But, Padmore’s lament for what is lost was lifted by the miller’s acceptance of his mortality and by the brook’s promise of renewal and eternity: “Rest well, rest well! Close your eyes! Weary wanderer, you are home.” Despite the melody’s twists of pain, the conversation between the miller and the brook had a compelling fluency that spoke of the miller’s undeniable fate. For the final song, ‘Des Baches Wiegenlied’, Padmore moved to the side of the stage, the emptiness at the centre confirming the miller’s death, the brook’s lullaby ethereal, beatific, calling from beyond, ever more distant until a slight warming - “Schlaf’ aus deine Freude, schlaf’ aus dein Leid!” (Rest from your joy, rest from your sorrow!”) - confirmed the miller’s peaceful union with nature.
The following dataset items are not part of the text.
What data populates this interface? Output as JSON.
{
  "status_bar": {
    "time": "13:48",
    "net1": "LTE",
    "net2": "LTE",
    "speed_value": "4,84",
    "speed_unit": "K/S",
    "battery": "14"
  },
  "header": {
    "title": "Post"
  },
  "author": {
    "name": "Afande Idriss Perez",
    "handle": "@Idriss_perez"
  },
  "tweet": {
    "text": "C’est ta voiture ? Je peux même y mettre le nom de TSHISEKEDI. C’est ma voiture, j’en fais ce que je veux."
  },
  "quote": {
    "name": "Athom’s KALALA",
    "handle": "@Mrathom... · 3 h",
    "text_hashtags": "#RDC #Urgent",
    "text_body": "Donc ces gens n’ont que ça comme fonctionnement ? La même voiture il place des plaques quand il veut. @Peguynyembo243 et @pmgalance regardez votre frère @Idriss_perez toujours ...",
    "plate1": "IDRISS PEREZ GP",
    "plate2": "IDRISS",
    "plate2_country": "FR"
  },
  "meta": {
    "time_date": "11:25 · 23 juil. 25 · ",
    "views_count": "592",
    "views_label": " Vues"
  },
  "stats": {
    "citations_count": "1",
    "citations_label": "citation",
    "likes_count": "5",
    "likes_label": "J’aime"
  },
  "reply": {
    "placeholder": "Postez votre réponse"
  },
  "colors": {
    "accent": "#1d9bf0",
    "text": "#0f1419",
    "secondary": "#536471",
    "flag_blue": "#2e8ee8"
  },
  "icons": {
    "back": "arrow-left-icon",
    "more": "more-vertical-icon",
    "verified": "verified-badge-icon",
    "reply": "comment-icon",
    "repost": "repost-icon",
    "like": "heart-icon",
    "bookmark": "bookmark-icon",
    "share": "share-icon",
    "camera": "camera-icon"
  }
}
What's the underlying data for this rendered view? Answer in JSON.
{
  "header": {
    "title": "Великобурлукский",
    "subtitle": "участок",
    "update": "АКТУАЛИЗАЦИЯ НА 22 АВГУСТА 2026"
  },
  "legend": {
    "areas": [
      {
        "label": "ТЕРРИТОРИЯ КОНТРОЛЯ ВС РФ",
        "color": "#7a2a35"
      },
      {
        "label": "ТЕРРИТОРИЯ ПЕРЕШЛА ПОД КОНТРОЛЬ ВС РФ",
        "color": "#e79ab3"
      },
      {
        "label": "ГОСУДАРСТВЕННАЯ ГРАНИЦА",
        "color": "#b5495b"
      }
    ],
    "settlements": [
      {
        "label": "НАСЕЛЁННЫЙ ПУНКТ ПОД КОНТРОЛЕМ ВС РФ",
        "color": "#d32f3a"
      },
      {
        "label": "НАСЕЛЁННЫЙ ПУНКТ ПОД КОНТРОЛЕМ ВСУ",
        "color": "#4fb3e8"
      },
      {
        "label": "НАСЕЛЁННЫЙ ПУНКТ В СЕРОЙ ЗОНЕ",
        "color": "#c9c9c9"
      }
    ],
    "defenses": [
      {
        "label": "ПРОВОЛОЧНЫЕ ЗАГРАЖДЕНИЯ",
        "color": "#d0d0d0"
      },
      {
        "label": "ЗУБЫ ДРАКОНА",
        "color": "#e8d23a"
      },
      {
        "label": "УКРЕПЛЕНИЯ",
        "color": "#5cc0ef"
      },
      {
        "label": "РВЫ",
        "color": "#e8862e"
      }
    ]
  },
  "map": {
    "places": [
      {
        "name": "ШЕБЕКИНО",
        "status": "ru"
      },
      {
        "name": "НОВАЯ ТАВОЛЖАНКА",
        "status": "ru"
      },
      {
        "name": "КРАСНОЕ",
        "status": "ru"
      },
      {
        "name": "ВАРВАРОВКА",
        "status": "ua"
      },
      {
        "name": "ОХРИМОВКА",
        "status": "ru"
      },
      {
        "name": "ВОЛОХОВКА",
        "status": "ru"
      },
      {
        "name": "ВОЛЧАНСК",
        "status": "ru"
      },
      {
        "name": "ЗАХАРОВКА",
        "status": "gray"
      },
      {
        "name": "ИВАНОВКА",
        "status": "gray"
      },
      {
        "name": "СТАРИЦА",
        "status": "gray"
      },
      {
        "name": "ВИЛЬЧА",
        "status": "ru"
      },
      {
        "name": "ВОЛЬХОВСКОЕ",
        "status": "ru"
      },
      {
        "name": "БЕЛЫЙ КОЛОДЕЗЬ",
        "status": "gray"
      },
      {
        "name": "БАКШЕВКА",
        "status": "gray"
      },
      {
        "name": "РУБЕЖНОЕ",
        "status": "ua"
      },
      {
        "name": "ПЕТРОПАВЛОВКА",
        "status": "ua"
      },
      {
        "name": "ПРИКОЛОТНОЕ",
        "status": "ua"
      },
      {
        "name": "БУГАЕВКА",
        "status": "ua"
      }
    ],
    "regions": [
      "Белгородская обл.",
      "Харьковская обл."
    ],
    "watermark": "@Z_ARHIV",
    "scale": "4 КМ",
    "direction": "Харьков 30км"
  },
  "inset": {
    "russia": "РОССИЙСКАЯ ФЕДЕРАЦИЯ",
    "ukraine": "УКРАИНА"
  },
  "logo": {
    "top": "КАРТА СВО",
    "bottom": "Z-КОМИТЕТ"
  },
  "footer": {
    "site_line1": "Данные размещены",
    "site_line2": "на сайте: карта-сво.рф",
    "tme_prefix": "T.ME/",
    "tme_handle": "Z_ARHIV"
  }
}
Steinberg’s 1976 article with which this review began was a profile of the American fortepianist and scholar Malcolm Bilson, who has been one of the principal evangelists for the renaissance of the instrument. Bilson has remarked, ‘Perhaps it is wrong to put the instrument before the artist, but I have begun to feel that it must be done’. Well, perhaps. But this recital at Wigmore Hall was the occasion of a remarkable unity between the musicians and their respective instruments, an integration of sound and sense which I feel privileged to have experienced.

Claire Seymour

Mark Padmore (tenor), Kristian Bezuidenhout (fortepiano)
Wigmore Hall, London; Friday 20th September 2019.